What it looks like in practice

Company A (let’s imagine a SaaS company) defines three things: 

  • Their core business goal: Net Revenue Retention (NRR)
  • The metrics that drive it: Feature adoption by account tier, support ticket volume, login frequency, etc.
  • The data that captures the above metrics. 

These inputs require very accessible tooling: a few markdown files, a metric tree (in any format, from dbt YAML to natural language), and pointers to the relevant tables.

Now imagine how their product team tracks feature adoption today: they have a clean, filterable, and beautiful dashboard that shows adoption by cohort/tier/geography. But it doesn’t show that the accounts with the lowest adoption all share something in their CRM: they’re all mid-market companies that closed in Q4, when a specific sales team was handling onboarding. This onboarding problem, which has nothing to do with the product or its features, will never show up on the existing dashboard.

No analyst built a dashboard for that correlation because no analyst thought to connect product usage data to sales team attribution data. Nobody asked the right question, because nobody knew it was the right question.

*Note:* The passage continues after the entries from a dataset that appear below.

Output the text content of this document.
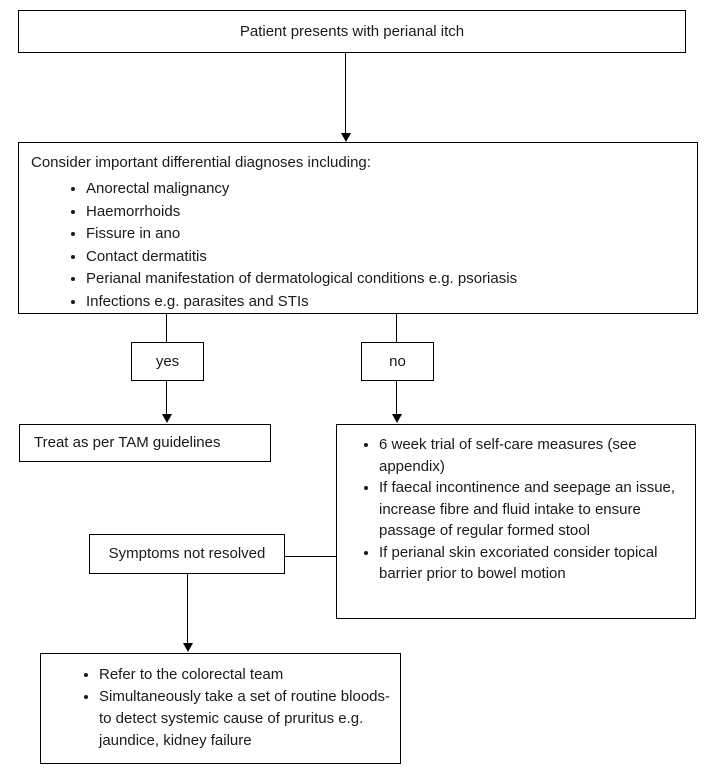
Patient presents with perianal itch
Consider important differential diagnoses including:
• Anorectal malignancy
• Haemorrhoids
• Fissure in ano
• Contact dermatitis
• Perianal manifestation of dermatological conditions e.g. psoriasis
• Infections e.g. parasites and STIs
yes	no
Treat as per TAM guidelines	• 6 week trial of self-care measures (see appendix)
• If faecal incontinence and seepage an issue, increase fibre and fluid intake to ensure passage of regular formed stool
• If perianal skin excoriated consider topical barrier prior to bowel motion
Symptoms not resolved
• Refer to the colorectal team
• Simultaneously take a set of routine bloods-to detect systemic cause of pruritus e.g. jaundice, kidney failure
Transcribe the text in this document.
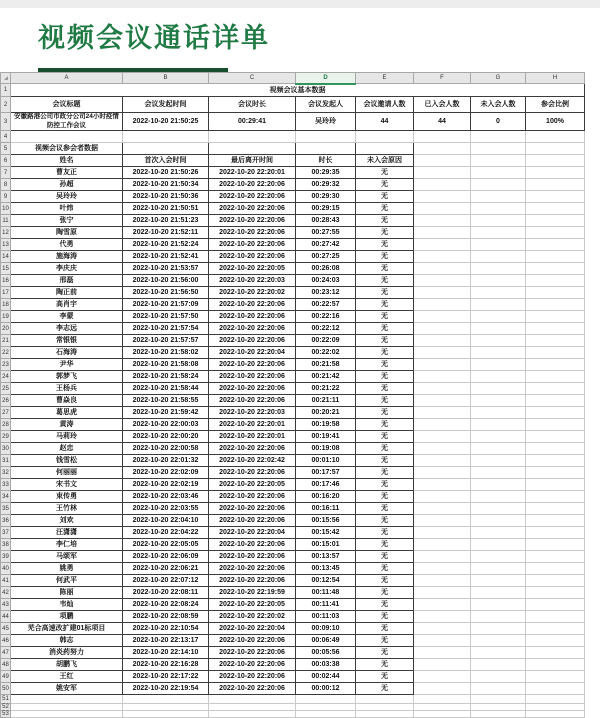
视频会议通话详单
	A	B	C	D	E	F	G	H
1	视频会议基本数据							
2	会议标题	会议发起时间	会议时长	会议发起人	会议邀请人数	已入会人数	未入会人数	参会比例
3	安徽路港公司市政分公司24小时疫情防控工作会议	2022-10-20 21:50:25	00:29:41	吴玲玲	44	44	0	100%
4								
5	视频会议参会者数据							
6	姓名	首次入会时间	最后离开时间	时长	未入会原因			
7	曹友正	2022-10-20 21:50:26	2022-10-20 22:20:01	00:29:35	无			
8	孙超	2022-10-20 21:50:34	2022-10-20 22:20:06	00:29:32	无			
9	吴玲玲	2022-10-20 21:50:36	2022-10-20 22:20:06	00:29:30	无			
10	叶炜	2022-10-20 21:50:51	2022-10-20 22:20:06	00:29:15	无			
11	张宁	2022-10-20 21:51:23	2022-10-20 22:20:06	00:28:43	无			
12	陶雪原	2022-10-20 21:52:11	2022-10-20 22:20:06	00:27:55	无			
13	代勇	2022-10-20 21:52:24	2022-10-20 22:20:06	00:27:42	无			
14	施海涛	2022-10-20 21:52:41	2022-10-20 22:20:06	00:27:25	无			
15	李庆庆	2022-10-20 21:53:57	2022-10-20 22:20:05	00:26:08	无			
16	邢磊	2022-10-20 21:56:00	2022-10-20 22:20:03	00:24:03	无			
17	陶正前	2022-10-20 21:56:50	2022-10-20 22:20:02	00:23:12	无			
18	高肖宇	2022-10-20 21:57:09	2022-10-20 22:20:06	00:22:57	无			
19	李蒙	2022-10-20 21:57:50	2022-10-20 22:20:06	00:22:16	无			
20	李志远	2022-10-20 21:57:54	2022-10-20 22:20:06	00:22:12	无			
21	常银银	2022-10-20 21:57:57	2022-10-20 22:20:06	00:22:09	无			
22	石海涛	2022-10-20 21:58:02	2022-10-20 22:20:04	00:22:02	无			
23	尹华	2022-10-20 21:58:08	2022-10-20 22:20:06	00:21:58	无			
24	郭梦飞	2022-10-20 21:58:24	2022-10-20 22:20:06	00:21:42	无			
25	王杨兵	2022-10-20 21:58:44	2022-10-20 22:20:06	00:21:22	无			
26	曹焱良	2022-10-20 21:58:55	2022-10-20 22:20:06	00:21:11	无			
27	葛思虎	2022-10-20 21:59:42	2022-10-20 22:20:03	00:20:21	无			
28	黄涛	2022-10-20 22:00:03	2022-10-20 22:20:01	00:19:58	无			
29	马莉玲	2022-10-20 22:00:20	2022-10-20 22:20:01	00:19:41	无			
30	赵忠	2022-10-20 22:00:58	2022-10-20 22:20:06	00:19:08	无			
31	钱雪松	2022-10-20 22:01:32	2022-10-20 22:02:42	00:01:10	无			
32	何丽丽	2022-10-20 22:02:09	2022-10-20 22:20:06	00:17:57	无			
33	宋书文	2022-10-20 22:02:19	2022-10-20 22:20:05	00:17:46	无			
34	束传勇	2022-10-20 22:03:46	2022-10-20 22:20:06	00:16:20	无			
35	王竹林	2022-10-20 22:03:55	2022-10-20 22:20:06	00:16:11	无			
36	刘欢	2022-10-20 22:04:10	2022-10-20 22:20:06	00:15:56	无			
37	汪潇潇	2022-10-20 22:04:22	2022-10-20 22:20:04	00:15:42	无			
38	李仁培	2022-10-20 22:05:05	2022-10-20 22:20:06	00:15:01	无			
39	马颂军	2022-10-20 22:06:09	2022-10-20 22:20:06	00:13:57	无			
40	姚勇	2022-10-20 22:06:21	2022-10-20 22:20:06	00:13:45	无			
41	何武平	2022-10-20 22:07:12	2022-10-20 22:20:06	00:12:54	无			
42	陈丽	2022-10-20 22:08:11	2022-10-20 22:19:59	00:11:48	无			
43	韦灿	2022-10-20 22:08:24	2022-10-20 22:20:05	00:11:41	无			
44	项鹏	2022-10-20 22:08:59	2022-10-20 22:20:02	00:11:03	无			
45	芜合高速改扩建01标项目	2022-10-20 22:10:54	2022-10-20 22:20:04	00:09:10	无			
46	韩志	2022-10-20 22:13:17	2022-10-20 22:20:06	00:06:49	无			
47	消炎药努力	2022-10-20 22:14:10	2022-10-20 22:20:06	00:05:56	无			
48	胡鹏飞	2022-10-20 22:16:28	2022-10-20 22:20:06	00:03:38	无			
49	王红	2022-10-20 22:17:22	2022-10-20 22:20:06	00:02:44	无			
50	姚安军	2022-10-20 22:19:54	2022-10-20 22:20:06	00:00:12	无			
51								
52								
53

An agent operating from a defined goal rather than a specific question, however, would have. With NRR as the outcome worth protecting, the agent has reason to look across product data, CRM records, and onboarding history simultaneously — and reason to surface patterns nobody thought to ask about.

This is the model: define intent once, and then let the system watch and surface what matters without being asked.

The business intent layer

The obvious question is what separates a meaningful signal (i.e., “what matters”) from noise. Alert fatigue has, after all, killed more than one generation of monitoring tools, and nobody wants to build the next victim of it. The answer (thankfully) isn’t a smarter detector — it’s context.

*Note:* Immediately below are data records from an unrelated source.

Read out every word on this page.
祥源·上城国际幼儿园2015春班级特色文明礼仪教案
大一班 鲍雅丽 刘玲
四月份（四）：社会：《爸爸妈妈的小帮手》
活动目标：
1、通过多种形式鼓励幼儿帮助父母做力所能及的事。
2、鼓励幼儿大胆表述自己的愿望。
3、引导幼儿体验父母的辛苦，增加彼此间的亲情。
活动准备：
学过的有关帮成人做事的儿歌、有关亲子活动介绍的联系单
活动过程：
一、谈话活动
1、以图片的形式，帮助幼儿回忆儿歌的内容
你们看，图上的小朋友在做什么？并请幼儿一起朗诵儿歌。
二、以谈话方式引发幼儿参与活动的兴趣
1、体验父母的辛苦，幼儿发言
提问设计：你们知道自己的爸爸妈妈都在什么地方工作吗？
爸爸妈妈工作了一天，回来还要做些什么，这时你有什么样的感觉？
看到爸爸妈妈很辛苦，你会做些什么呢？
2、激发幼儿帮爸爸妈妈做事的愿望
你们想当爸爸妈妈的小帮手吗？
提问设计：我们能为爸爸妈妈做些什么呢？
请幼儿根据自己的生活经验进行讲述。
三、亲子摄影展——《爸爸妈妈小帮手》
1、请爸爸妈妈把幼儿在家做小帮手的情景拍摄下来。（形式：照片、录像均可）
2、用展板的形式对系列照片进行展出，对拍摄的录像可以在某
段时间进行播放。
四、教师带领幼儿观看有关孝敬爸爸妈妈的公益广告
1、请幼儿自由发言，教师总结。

What makes a signal worth surfacing is its relationship to something you’ve already said you care about. A drop in logins means nothing on its own, but the same drop in a metric upstream of net revenue retention is a problem someone needs to know about. (And they need to know about it today, not at the next dashboard review.)

Every component needed to build this exists today: 

  • Business context lives in Notion or Confluence. 
  • Metric definitions live in a semantic layer or markdown files. 
  • Data meaning lives in your catalog and codebase. 
  • Orchestration lives in dbt or Airflow. 

Individually, none of this is new. What’s been missing is the assembly: an agent that holds all of it together, monitors autonomously, and surfaces what matters before anyone thinks to ask.

This is also, for what it’s worth, exactly what Sifflet’s customers were trying to piece together with a data observability tool: They had the components, but they were missing the thing that connected them with intent.

Dashboard-era BI has the right intention (get an edge from data) but the wrong output format: It was built for a world where a human opened a browser, looked at a chart, and decided what it meant. It turns out, however, that the existence of that world was merely a consequence of the business intent bottleneck, and all the value lies in the step beforehand: where to look and what to look for?

What comes next

The Meta, OpenAI, and ClickHouse posts are the clearest signal yet that a new cycle has started. And if the pattern holds, what a handful of tech companies are running internally today will be the industry standard in three years.

But while this current wave is brilliantly solving for self-serve analytics (any question you think to ask, answered faster and with more context than any dashboard could offer), the deeper question, “what should I be looking at in the first place?”, remains open. Whoever answers it isn’t just building a better BI tool. They’re defining what it means to be a data-driven company in the agent era.

That’s the layer worth building for.